The Haftarah associated with the Parsha this week is Ezekiel 44: 15-31. The Temple described by Ezekiel has never yet been built. It is larger and grander than either the Temple built by Solomon or the one that replaced it built under the leadership of Ezra and Nehemiah. Yet the functions and the standards of holiness, of the Kohanim remain as laid out in the Parsha, together with their garments their marriages and responsibilities, are all as commanded by Moses

Messianic Message

The Jewish priests as described in the Parsha this week were by nature diametrically the opposite of the priests of the pagan nations around. The pagan priests would deify their ancestors and shave their heads, singe their beards, and make marks in their flesh as memorials to the dead. The command for the Kohanim not to shave their heads or cut the corners of their beards were intended to mark them out as different from the priests of this world.

One of the functions of a priest of the nations surrounding Israel would have been to oversee fertility rituals which their daughters would be expected to take part in.
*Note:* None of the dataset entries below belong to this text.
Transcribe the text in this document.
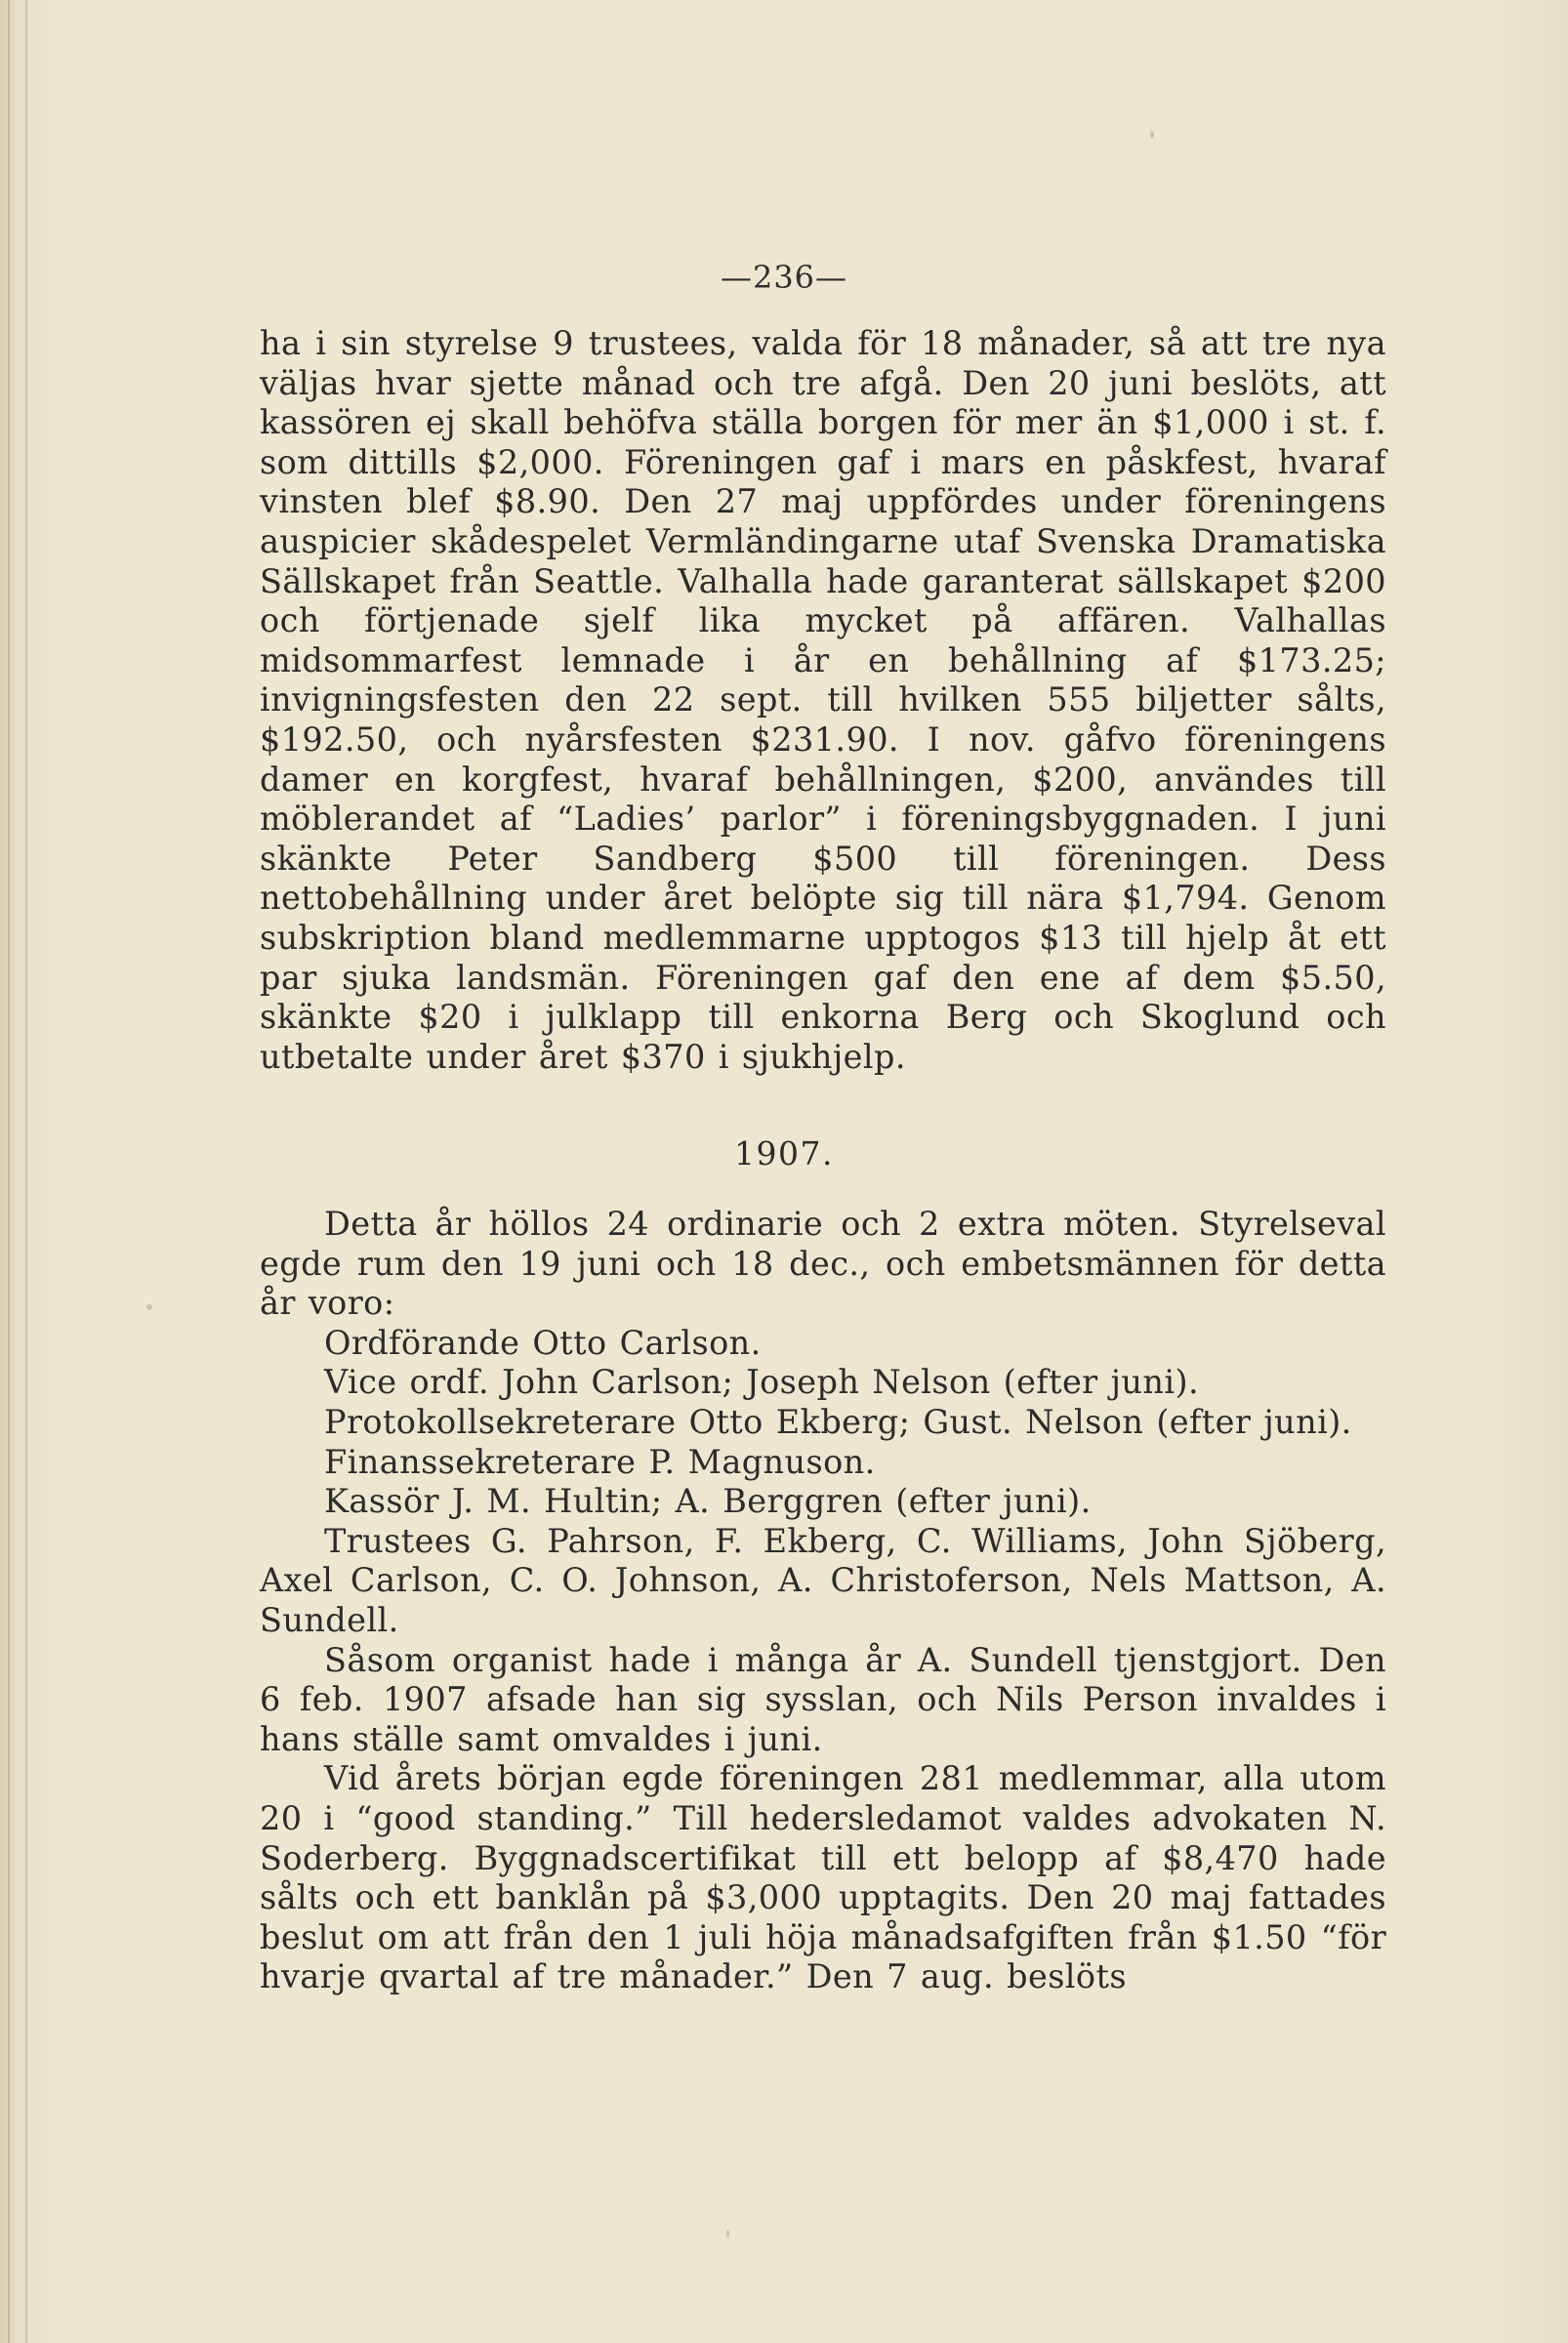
—236—
ha i sin styrelse 9 trustees, valda för 18 månader, så att tre nya väljas hvar sjette månad och tre afgå. Den 20 juni beslöts, att kassören ej skall behöfva ställa borgen för mer än $1,000 i st. f. som dittills $2,000. Föreningen gaf i mars en påskfest, hvaraf vinsten blef $8.90. Den 27 maj uppfördes under föreningens auspicier skådespelet Vermländingarne utaf Svenska Dramatiska Sällskapet från Seattle. Valhalla hade garanterat sällskapet $200 och förtjenade sjelf lika mycket på affären. Valhallas midsommarfest lemnade i år en behållning af $173.25; invigningsfesten den 22 sept. till hvilken 555 biljetter sålts, $192.50, och nyårsfesten $231.90. I nov. gåfvo föreningens damer en korgfest, hvaraf behållningen, $200, användes till möblerandet af “Ladies’ parlor” i föreningsbyggnaden. I juni skänkte Peter Sandberg $500 till föreningen. Dess nettobehållning under året belöpte sig till nära $1,794. Genom subskription bland medlemmarne upptogos $13 till hjelp åt ett par sjuka landsmän. Föreningen gaf den ene af dem $5.50, skänkte $20 i julklapp till enkorna Berg och Skoglund och utbetalte under året $370 i sjukhjelp.
1907.

Detta år höllos 24 ordinarie och 2 extra möten. Styrelseval egde rum den 19 juni och 18 dec., och embetsmännen för detta år voro:

Ordförande Otto Carlson.

Vice ordf. John Carlson; Joseph Nelson (efter juni).

Protokollsekreterare Otto Ekberg; Gust. Nelson (efter juni).

Finanssekreterare P. Magnuson.

Kassör J. M. Hultin; A. Berggren (efter juni).

Trustees G. Pahrson, F. Ekberg, C. Williams, John Sjöberg, Axel Carlson, C. O. Johnson, A. Christoferson, Nels Mattson, A. Sundell.

Såsom organist hade i många år A. Sundell tjenstgjort. Den 6 feb. 1907 afsade han sig sysslan, och Nils Person invaldes i hans ställe samt omvaldes i juni.

Vid årets början egde föreningen 281 medlemmar, alla utom 20 i “good standing.” Till hedersledamot valdes advokaten N. Soderberg. Byggnadscertifikat till ett belopp af $8,470 hade sålts och ett banklån på $3,000 upptagits. Den 20 maj fattades beslut om att från den 1 juli höja månadsafgiften från $1.50 “för hvarje qvartal af tre månader.” Den 7 aug. beslöts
By contrast the Jewish Kohen was to marry a virgin of his own people and any daughter of his engaging in the practices of the Canaanites would be stoned.

The priests of this present age, the Hollywood icons and millionaire influencers are still with us, living lifestyles that the Canaanitess would have been familiar with. Many destroy their own good names by their behaviour, but then try to the defend their reputations through lawsuits involving amounts of money that the rest of us can’t even envision.

The believer who only has the ambition to serve God in whatever capacity he is called to do so knowing he has a mansion and inheritance in Heaven, highlights the same contrast between the Israelite Kohanim and the Canaanite priests.

The unblemished priest and unblemished sacrifices remind us of our great High Priest who obtained eternal redemption for us by becoming both priest and sacrifice at the same time.

He was a lamb without defect or spot (1 Peter 1:19)

In order to navigate our way through this world we need an example to follow. Whether we are conscious of it or not the opinions and ideas of the world around us make a deep impression on our lives. Thank God we have the example of Yeshua to follow. We learn by studying his life through the scriptures and being renewed in our thinking day by day by his Spirit, to be transformed into his likeness

Do not conform to the pattern of this world but be transformed by the renewing of your mind. Then you will be able to test and approve what God’s will is—his good, pleasing and perfect will (Romans 12:2)

The responsibility of the Kohanim makes it clear to us what holiness is. ‘New Testament’ Christians miss out on a real understanding of that subject, Some call it replacement theology. It would be better named displacement theology where the main root system of our faith is displaced to a place of secondary importance.

Rav Shaul (Paul) reminds us

Rather, the function of the Torah was that without it, I would not have known what sin is. For example, I would not have become conscious of what greed is if the Torah had not: said, “Thou shalt not covet” (Romans 7:7 CJB)

Without the stability given to scripture by the Torah and Tanakh the body of the Messiah will take its influence from the world not that of the Kohanim and in particular our Great High Kohen Yeshua.

We are surrounded each day by people who do not read their bibles. They do however read us. May the fruit of our lives point them to the one in whose likeness we have all been made.